Vous savez peut-être quelle est la signification de ces trois sortes de suc pour l’homme. Vous savez que lorsque l’homme ingère ses aliments, ceux-ci sont d’abord véhiculés jusque dans l’estomac par les organes de préparation et mélangés, préparés à l’aide des sucs homologues, que sécrètent les glandes, de façon à être traités par les intestins. Les aliments sont liquéfiés, forment le chyme qui est véhiculé à travers les intestins. Ce qui peut être une substance nutritive pour l’homme, est ensuite acheminé dans le corps au moyen de petits organes qu’on appelle des villosités, pour servir de sucs nutritifs à ce corps physique, de façon à le reconstruire en permanence. Cette sorte de substance que nous avons alors dans le corps, nous l’appelons le chyle.

Peut-être savez-vous également qu’hormis le chyle, qui est produit par la pénétration des aliments de l’extérieur jusque dans le corps physique, il existe aussi à l’intérieur du corps physique des vaisseaux tout à fait parallèles véhiculant une sorte de suc qui, à certains égards, ressemble à la substance blanche de notre sang.

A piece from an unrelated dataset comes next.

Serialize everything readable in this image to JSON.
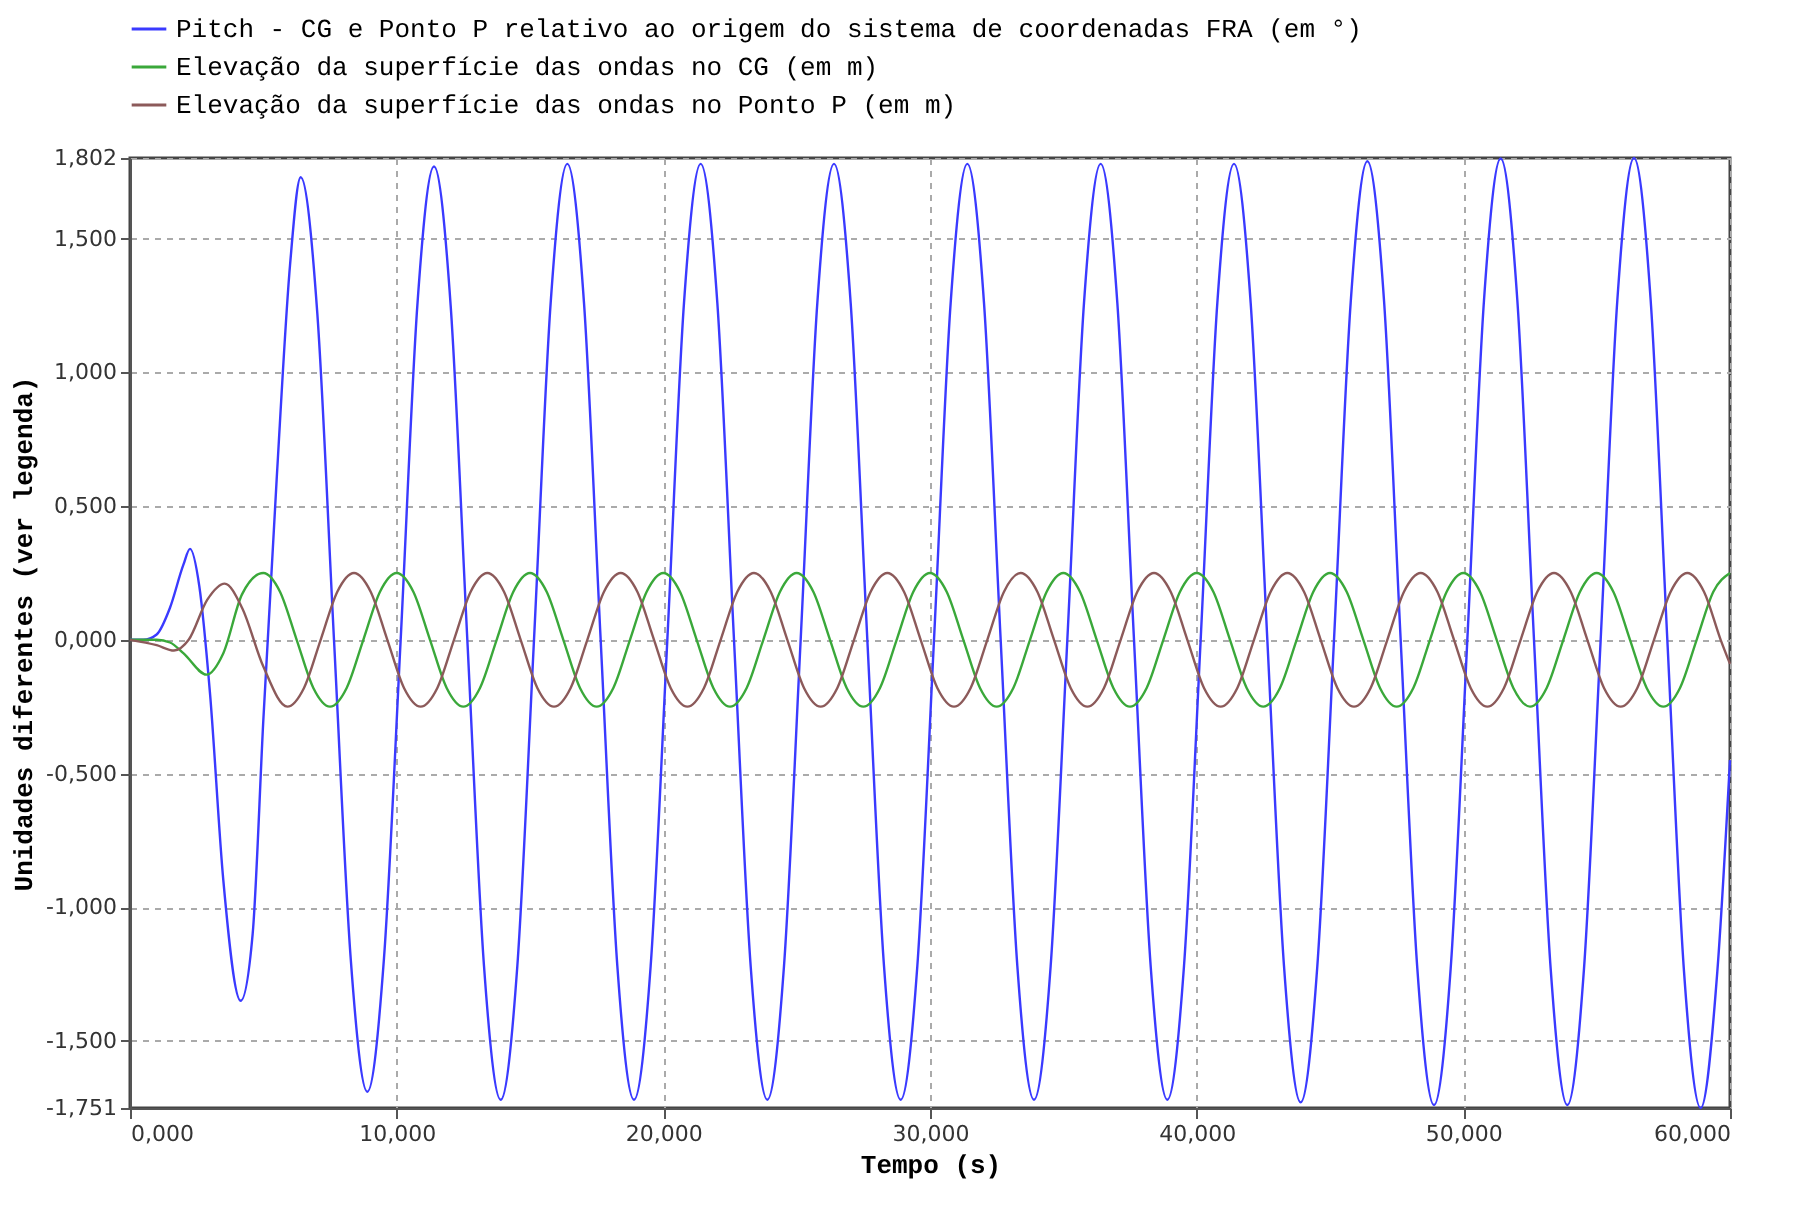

Ce suc parcourt aussi tout l’organisme dans des vaisseaux précis et ces vaisseaux rejoignent en maints endroits les vaisseaux rejoignent en maints endroits les vaisseaux sanguins que nous appelons veines parce qu’ils contiennent du sang bleu. Ces vaisseaux précis absorbent même le chyle. Le liquide qu’ils contiennent est la lymphe. C’est là un suc qui est, pourrait-on dire, spiritualisé par rapport au suc de l’intestin, au chyle. Les vaisseaux lymphatiques dans lesquels circule le liquide lymphatique parcourent le corps entier, ils traversent même la moelle épinière d’une certaine manière et ce qu’ils véhiculent prend également la bouillie alimentaire, le chyle. Tout ce qui est dans la moitié gauche du corps et dans les extrémités inférieures – de la partie gauche de la tête, du côté gauche du tronc jusqu’à la main gauche et au deux jambes – tout ce qui se répand et se fond en tant que liquide lymphatique – converge vers la veine claviculaire gauche pour déboucher dans la circulation sanguine. Seul ce qui se trouve dans les vaisseaux lymphatiques du côté droit de la tête, et dans le côté droit du tronc, converge et achemine la lymphe dans la veine claviculaire du côté droit. Ainsi les vaisseaux lymphatiques deviennent-ils l’expression d’une importante réalité.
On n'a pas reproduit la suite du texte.